In 1949 Mitropoulos began his association with the New York Philharmonic. He was initially co-conductor with Leopold Stokowski and became the sole music director in 1951. Mitropoulos recorded extensively with the Philharmonic for Columbia Records and sought to reach new audiences in the city through appearances on television and by conducting a week of performances at the Roxy Theatre, a popular movie theatre. Mitropoulos expanded the Philharmonic's repertoire, commissioning works by new composers and championing the symphonies of Gustav Mahler. In 1958, he was succeeded as the Philharmonic's conductor by a protégé, Leonard Bernstein.

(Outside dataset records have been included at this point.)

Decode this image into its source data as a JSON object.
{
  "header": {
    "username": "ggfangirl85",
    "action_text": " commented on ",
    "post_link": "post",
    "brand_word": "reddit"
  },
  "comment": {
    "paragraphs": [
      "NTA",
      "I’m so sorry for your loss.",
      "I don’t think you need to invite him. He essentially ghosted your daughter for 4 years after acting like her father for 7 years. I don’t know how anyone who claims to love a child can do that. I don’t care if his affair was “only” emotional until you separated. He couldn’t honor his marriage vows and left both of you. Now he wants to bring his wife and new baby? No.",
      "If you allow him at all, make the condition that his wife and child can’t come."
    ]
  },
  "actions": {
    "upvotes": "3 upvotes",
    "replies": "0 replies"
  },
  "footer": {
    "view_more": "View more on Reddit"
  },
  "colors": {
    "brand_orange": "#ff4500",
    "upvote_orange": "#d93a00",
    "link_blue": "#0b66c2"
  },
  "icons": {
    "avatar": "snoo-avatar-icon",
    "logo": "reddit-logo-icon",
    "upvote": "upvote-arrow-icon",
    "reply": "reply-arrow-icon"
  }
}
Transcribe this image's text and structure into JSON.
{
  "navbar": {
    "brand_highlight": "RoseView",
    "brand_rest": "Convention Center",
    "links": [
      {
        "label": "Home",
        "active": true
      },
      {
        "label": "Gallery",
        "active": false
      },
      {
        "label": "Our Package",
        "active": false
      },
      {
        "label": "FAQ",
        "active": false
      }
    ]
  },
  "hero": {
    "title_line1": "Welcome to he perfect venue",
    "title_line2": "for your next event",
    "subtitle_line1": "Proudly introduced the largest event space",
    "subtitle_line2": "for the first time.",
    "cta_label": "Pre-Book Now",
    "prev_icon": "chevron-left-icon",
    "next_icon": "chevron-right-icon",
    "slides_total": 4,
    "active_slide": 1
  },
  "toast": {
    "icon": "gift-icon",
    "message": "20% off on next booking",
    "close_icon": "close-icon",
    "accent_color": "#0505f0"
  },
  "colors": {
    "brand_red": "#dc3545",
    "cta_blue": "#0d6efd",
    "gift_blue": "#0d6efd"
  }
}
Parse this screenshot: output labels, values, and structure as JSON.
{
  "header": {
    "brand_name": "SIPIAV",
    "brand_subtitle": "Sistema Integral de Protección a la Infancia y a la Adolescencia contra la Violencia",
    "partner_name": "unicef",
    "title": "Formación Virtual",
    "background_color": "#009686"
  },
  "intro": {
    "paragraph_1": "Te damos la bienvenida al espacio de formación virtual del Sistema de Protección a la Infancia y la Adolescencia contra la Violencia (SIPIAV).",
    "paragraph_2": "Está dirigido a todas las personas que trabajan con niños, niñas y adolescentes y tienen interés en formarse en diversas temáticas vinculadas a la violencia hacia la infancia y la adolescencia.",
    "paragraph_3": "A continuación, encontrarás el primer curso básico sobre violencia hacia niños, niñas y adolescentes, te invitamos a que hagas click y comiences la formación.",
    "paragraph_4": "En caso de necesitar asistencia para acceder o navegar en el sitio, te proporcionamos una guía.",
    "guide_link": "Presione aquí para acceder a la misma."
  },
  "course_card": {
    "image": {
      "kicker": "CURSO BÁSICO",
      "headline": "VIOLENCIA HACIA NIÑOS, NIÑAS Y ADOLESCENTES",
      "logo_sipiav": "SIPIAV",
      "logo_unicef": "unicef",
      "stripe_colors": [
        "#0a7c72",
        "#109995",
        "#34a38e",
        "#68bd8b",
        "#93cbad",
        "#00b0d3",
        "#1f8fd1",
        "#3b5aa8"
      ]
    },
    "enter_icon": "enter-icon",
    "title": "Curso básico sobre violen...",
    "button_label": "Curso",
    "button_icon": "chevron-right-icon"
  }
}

In January 1960, he guest conducted the Philharmonic in a performance of Mahler's Fifth Symphony, which was recorded.

Work in opera 
In addition to his orchestral career, Mitropoulos conducted opera extensively in Italy, and from 1954 until his death in 1960 was the principal conductor of the Metropolitan Opera in New York, although the Met never had an official 'principal conductor' title until the 1970s. His musically incisive and dramatically vivid performances of Puccini, Verdi, Richard Strauss and others remain models of the opera conductor's art. The Met's extensive archive of recorded broadcasts preserves many of these fine performances.

Mitropoulos's series of recordings for Columbia Records with the New York Philharmonic included a rare complete performance of Alban Berg's Wozzeck. Many of these have been reissued by Sony Classics on CD, including most recently his stereo recordings of excerpts from Prokofiev's Romeo and Juliet. He recorded with the Minneapolis Symphony for RCA Victor during the 78-rpm era.  He was also represented on the Cetra Records label, most notably with an early recording of Richard Strauss's Elektra.

Mitropoulos premiered many contemporary works. Examples include the American premieres of Shostakovich's Tenth Symphony (1954) and First Violin Concerto (1956) and the world premieres of Barber's Vanessa (1958), Ernst Krenek's Fourth Symphony (1947), and John J. Becker's Short Symphony (1950).

Personal life
Mitropoulos was noted for having an eidetic memory (which enabled him to conduct without a score, even during rehearsals) and for his monk-like life style due to his deeply religious, Greek Orthodox beliefs.

Mitropoulos was "quietly known to be homosexual" and "felt no need for a cosmetic marriage".  Among his relationships reportedly was one with a young Leonard Bernstein.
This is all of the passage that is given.